Three Fragments

Cynthia Cruz

11.04.21

Fragment: With Scrap of Fur on My Left Shoulder

Unburdened, I am free now

to enter it: the terrible and feral music.

When I rode into the Egyptian desert

on my way to Saint Catherine’s

I was thinking of Anne Marie

Schwarzenbach, her repeated travels

by car to Persia, Afghanistan,

Russia, and the Balkans.

Compulsive, and often

accompanied by morphine.

In Berlin, with the Manns, then later,

with others. Consumed by desire.

In Marriane Breslauer’s black and white

photograph in which Schwarzenbach

stares directly into the camera.

Her immense sorrow is evident

in the eyes, dark with sorrow.

And though thoroughly composed,

in men’s shirt and wool sweater,

she looks lost. Father says

I have been asleep since he first knew me.

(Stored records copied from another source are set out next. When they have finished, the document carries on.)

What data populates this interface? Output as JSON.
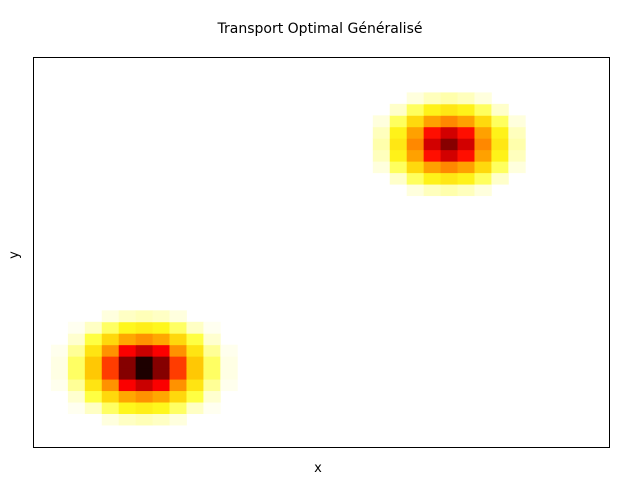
{
  "chart_data": {
    "type": "heatmap",
    "title": "Transport Optimal Généralisé",
    "xlabel": "x",
    "ylabel": "y",
    "xticks": [],
    "yticks": [],
    "grid": false,
    "legend": "none",
    "colormap": "hot_r",
    "colormap_stops": [
      "#ffffff",
      "#ffff20",
      "#ffc000",
      "#ff8000",
      "#ff0000",
      "#a00000",
      "#000000"
    ],
    "grid_size": [
      34,
      34
    ],
    "value_range": [
      0,
      1
    ],
    "blobs": [
      {
        "name": "bottom-left",
        "cx": 6.5,
        "cy": 7.0,
        "sigma": 1.6,
        "peak": 1.0
      },
      {
        "name": "top-right",
        "cx": 24.5,
        "cy": 26.5,
        "sigma": 1.5,
        "peak": 0.78
      }
    ]
  }
}
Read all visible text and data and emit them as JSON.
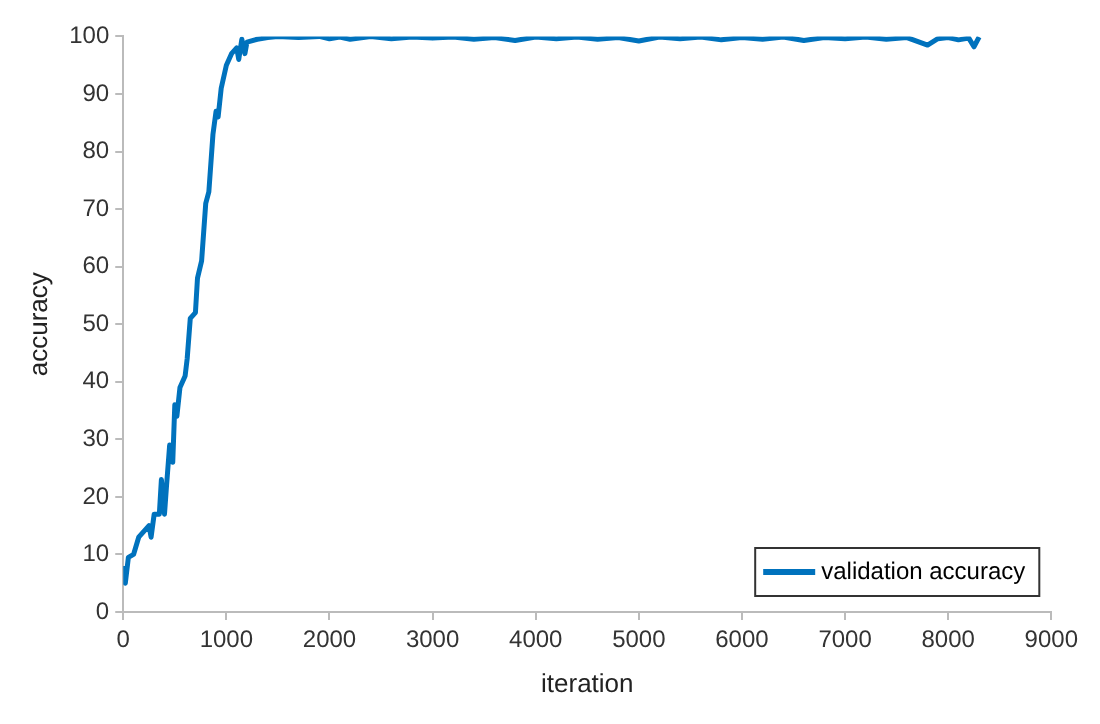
{
  "chart_data": {
    "type": "line",
    "xlabel": "iteration",
    "ylabel": "accuracy",
    "xlim": [
      0,
      9000
    ],
    "xticks": [
      0,
      1000,
      2000,
      3000,
      4000,
      5000,
      6000,
      7000,
      8000,
      9000
    ],
    "ylim": [
      0,
      100
    ],
    "yticks": [
      0,
      10,
      20,
      30,
      40,
      50,
      60,
      70,
      80,
      90,
      100
    ],
    "grid": false,
    "legend": "bottom right",
    "marker": "none",
    "line_style": "solid",
    "series": [
      {
        "name": "validation accuracy",
        "color": "#0072bd",
        "x": [
          0,
          20,
          50,
          100,
          150,
          200,
          250,
          270,
          300,
          350,
          370,
          400,
          420,
          450,
          480,
          500,
          520,
          550,
          600,
          620,
          650,
          700,
          720,
          760,
          800,
          830,
          870,
          900,
          920,
          950,
          1000,
          1050,
          1100,
          1120,
          1150,
          1180,
          1200,
          1300,
          1400,
          1500,
          1700,
          1900,
          2000,
          2100,
          2200,
          2400,
          2600,
          2800,
          3000,
          3200,
          3400,
          3600,
          3800,
          4000,
          4200,
          4400,
          4600,
          4800,
          5000,
          5200,
          5400,
          5600,
          5800,
          6000,
          6200,
          6400,
          6600,
          6800,
          7000,
          7200,
          7400,
          7600,
          7800,
          7900,
          8000,
          8100,
          8200,
          8250,
          8300
        ],
        "values": [
          8,
          5,
          9.5,
          10,
          13,
          14,
          15,
          13,
          17,
          17,
          23,
          17,
          22,
          29,
          26,
          36,
          34,
          39,
          41,
          44,
          51,
          52,
          58,
          61,
          71,
          73,
          83,
          87,
          86,
          91,
          95,
          97,
          98,
          96,
          99.5,
          97,
          99,
          99.5,
          99.8,
          100,
          99.8,
          100,
          99.6,
          99.9,
          99.5,
          100,
          99.6,
          99.9,
          99.7,
          99.9,
          99.5,
          99.8,
          99.3,
          99.9,
          99.6,
          99.9,
          99.5,
          99.8,
          99.2,
          99.9,
          99.6,
          99.9,
          99.4,
          99.8,
          99.5,
          99.9,
          99.3,
          99.8,
          99.6,
          99.9,
          99.5,
          99.8,
          98.5,
          99.6,
          99.8,
          99.4,
          99.7,
          98.2,
          99.9
        ]
      }
    ]
  }
}
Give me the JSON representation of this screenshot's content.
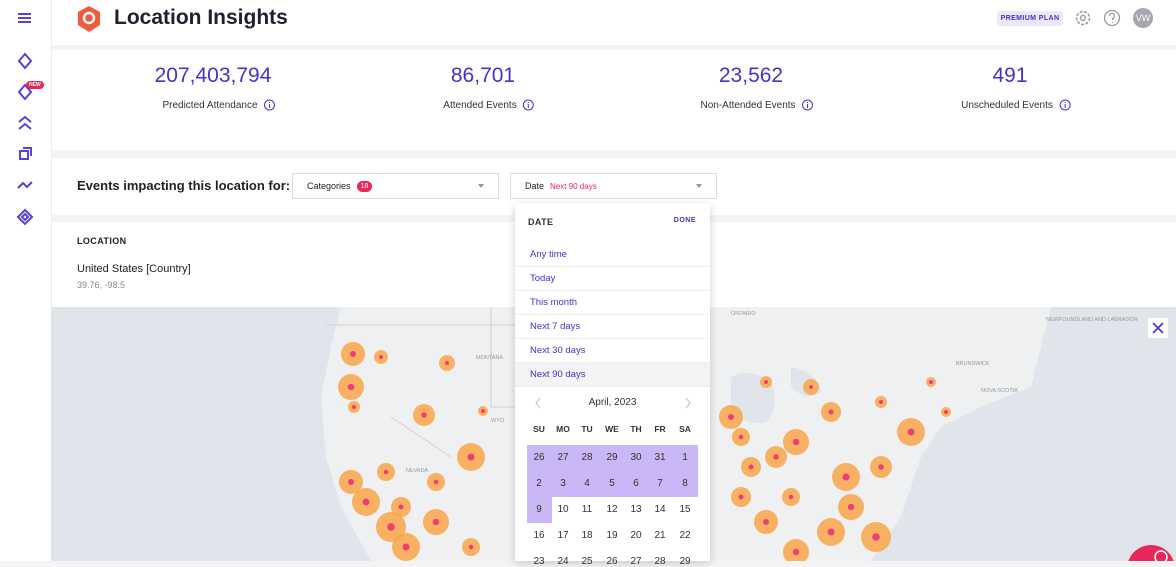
{
  "header": {
    "title": "Location Insights",
    "plan": "PREMIUM PLAN",
    "avatar": "VW"
  },
  "sidebar": {
    "badge": "NEW"
  },
  "stats": [
    {
      "value": "207,403,794",
      "label": "Predicted Attendance"
    },
    {
      "value": "86,701",
      "label": "Attended Events"
    },
    {
      "value": "23,562",
      "label": "Non-Attended Events"
    },
    {
      "value": "491",
      "label": "Unscheduled Events"
    }
  ],
  "filters": {
    "prompt": "Events impacting this location for:",
    "categories": {
      "label": "Categories",
      "count": "18"
    },
    "date": {
      "label": "Date",
      "value": "Next 90 days"
    }
  },
  "location": {
    "heading": "LOCATION",
    "name": "United States [Country]",
    "coordinates": "39.76, -98.5"
  },
  "date_menu": {
    "title": "DATE",
    "action": "DONE",
    "options": [
      "Any time",
      "Today",
      "This month",
      "Next 7 days",
      "Next 30 days",
      "Next 90 days"
    ]
  },
  "calendar": {
    "month": "April, 2023",
    "weekdays": [
      "SU",
      "MO",
      "TU",
      "WE",
      "TH",
      "FR",
      "SA"
    ],
    "weeks": [
      [
        "26",
        "27",
        "28",
        "29",
        "30",
        "31",
        "1"
      ],
      [
        "2",
        "3",
        "4",
        "5",
        "6",
        "7",
        "8"
      ],
      [
        "9",
        "10",
        "11",
        "12",
        "13",
        "14",
        "15"
      ],
      [
        "16",
        "17",
        "18",
        "19",
        "20",
        "21",
        "22"
      ],
      [
        "23",
        "24",
        "25",
        "26",
        "27",
        "28",
        "29"
      ]
    ]
  },
  "map": {
    "labels": [
      "MONTANA",
      "NEVADA",
      "WYO",
      "ONTARIO",
      "NEWFOUNDLAND AND LABRADOR",
      "BRUNSWICK",
      "NOVA SCOTIA"
    ]
  }
}
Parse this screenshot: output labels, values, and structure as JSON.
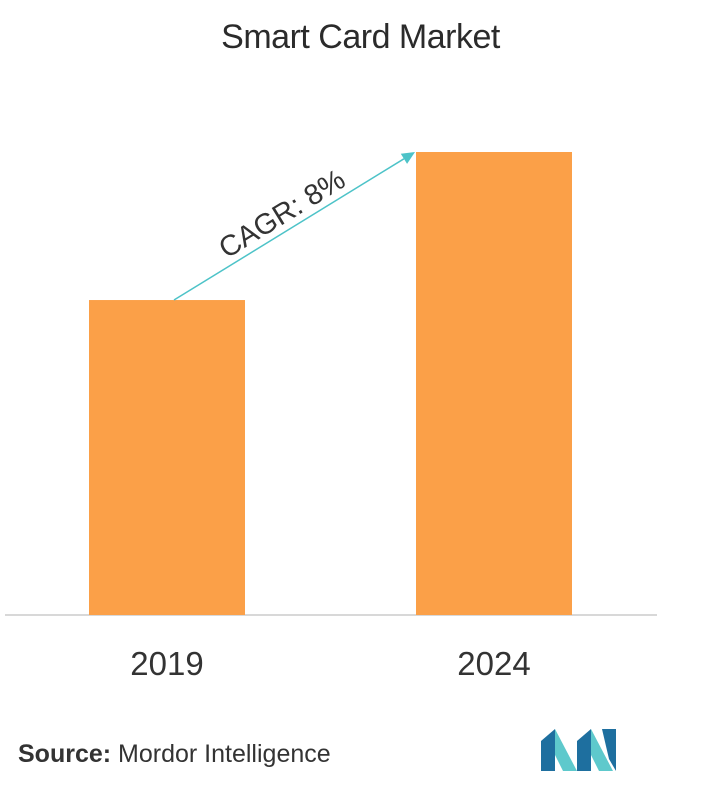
{
  "chart_data": {
    "type": "bar",
    "title": "Smart Card Market",
    "categories": [
      "2019",
      "2024"
    ],
    "values": [
      1.0,
      1.47
    ],
    "bar_color": "#FBA048",
    "annotation": "CAGR: 8%",
    "annotation_color": "#4DC3C8",
    "xlabel": "",
    "ylabel": "",
    "grid": false,
    "legend": "none"
  },
  "source": {
    "label": "Source:",
    "text": "Mordor Intelligence"
  },
  "colors": {
    "baseline": "#CCCCCC",
    "logo_dark": "#1E6F9F",
    "logo_light": "#5EC9CC"
  },
  "logo_icon": "mordor-intelligence-logo"
}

You are half awake, not alive, he said.

But what does it take, and how

does one get there?


Fragment: I Twice Drew, Both Times From a Different Angle, the Gap Between Two Poplar Trees

Black and white photographs

torn from the pages of magazines

from the 1970s. And stacks of books

and artifacts on movement theory

and the work of the post-conceptual

artists of the former Eastern bloc.

Small, seemingly mundane actions

such as the washing of one’s own face,

in the isolation of one’s own home

do, in fact, count as acts of art.

Or, rather, as valid means of protest.

In a society in which the state is everywhere

and sees all. In a culture in which

everything is swallowed and then

refashioned, what constitutes as

nourishment. For three years

I traveled from city to city,

at work on a performance

piece titled, “Hotel Rooms” in which

I lived for one month increments

in Warsaw, Berlin and Belgrade.

Containment is often detrimental.

And I have spent my life trying

in as many ways as I can

to escape it. But some type of containment

is needed. Genet was happiest in prison

and it was there with the other men

that he could love entirely, be

who he was without terror

of exposure. In the hotel rooms,

I photographed myself

performing small gestures such as

the act of drinking tea or the ritual

of smearing rose water on the face

when waking, after a bath.

In the embrace of isolation

and the reduction of artistic means,

in that small and nearly silent

opening, that minute movement—

it is there, in that increment,

where, finally, the promise

of a new language will appear.


Fragment

What happens in that moment,
that flash of phosphorescence.

Like sleep, when light’s
semblance enters.

The way a dream
enters the sleeve of the body.

I am trying
to archive this moment.

Gather, collect and keep
every disparate thing
that lives within it.

But each time
I move near—

the elements,
and then the trace,
vanishes.

Who are you.

And what language.

What body, and what
strange series of syllables

is that
speaking through you.

Cynthia Cruz is the author of six collection of poems. Disquieting: Essays on Silence, a collection of critical essays exploring the concept of silence as a form of resistance, was published in 2019. The Melancholia of Class, an examination of Freudian melancholia and the working class, was published by Repeater Books in 2021. Cruz earned an MA in German Language and Literature from Rutgers University and is currently pursuing a PhD at the European Graduate School where her area of research is psychoanalysis and philosophy.